The challenge goes beyond combating lies. Where today there is disinformation, fraud, and manipulation, there are also networks of trust built by, with, and for migrant communities—organizations that investigate, verify, and distribute information because they understand the context from within and see migrants as agents of change. Without these networks, the situation would be even more dire.

In   At Hello World, we work to increase the impact of these initiatives. Since 2020, our regional chapter focused on Latin America, Hola América, has made changing the narrative on migration a strategic priority; building a shared framework, activating networks of communicators and social entrepreneurs, and experimenting with formats ranging from journalism to culture.

The Narrative Lab, launched in the   The Hola América 2025 Festival brings together communicators, journalists, and storytellers from across the region to rethink how migration is discussed and to develop strategies for bringing this narrative to new audiences. Because when information is lacking or other interests are at play, the conditions are created for discourses that portray migration as a crisis to proliferate. These are not isolated cases, but rather part of a broader pattern of democratic erosion.

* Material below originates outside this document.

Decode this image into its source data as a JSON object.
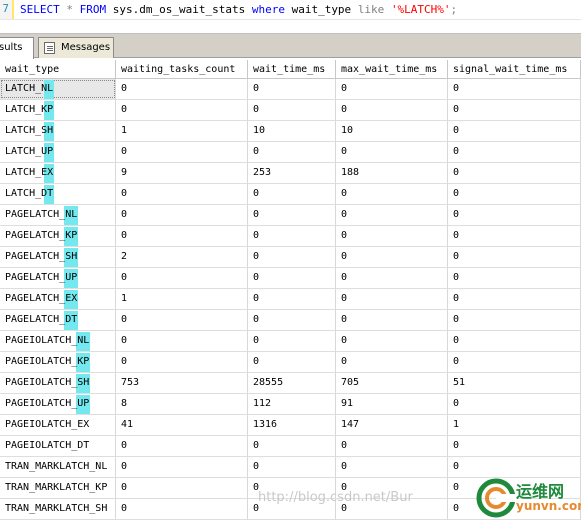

Hello World is Ashoka's global initiative on migration. For ten years, we have worked in Europe (Hello Europe) and Latin America (Hola América) with a clear premise: people on the move are agents of change, and individual solutions are insufficient. We bring together social entrepreneurs, businesses, policymakers, and researchers to transform systems surrounding migration. We work on four key drivers of change: who is at the table, what tools they have, how they collaborate, and what rules define what is possible. Our main platform at the moment is the Hola Accelerator, in collaboration with IKEA Social Entrepreneurship, with four pilot programs underway on both continents.

Ashoka is the pioneering organization for social entrepreneurship. For forty years, we have supported the world's most innovative social entrepreneurs and the patterns of change that emerge from their work.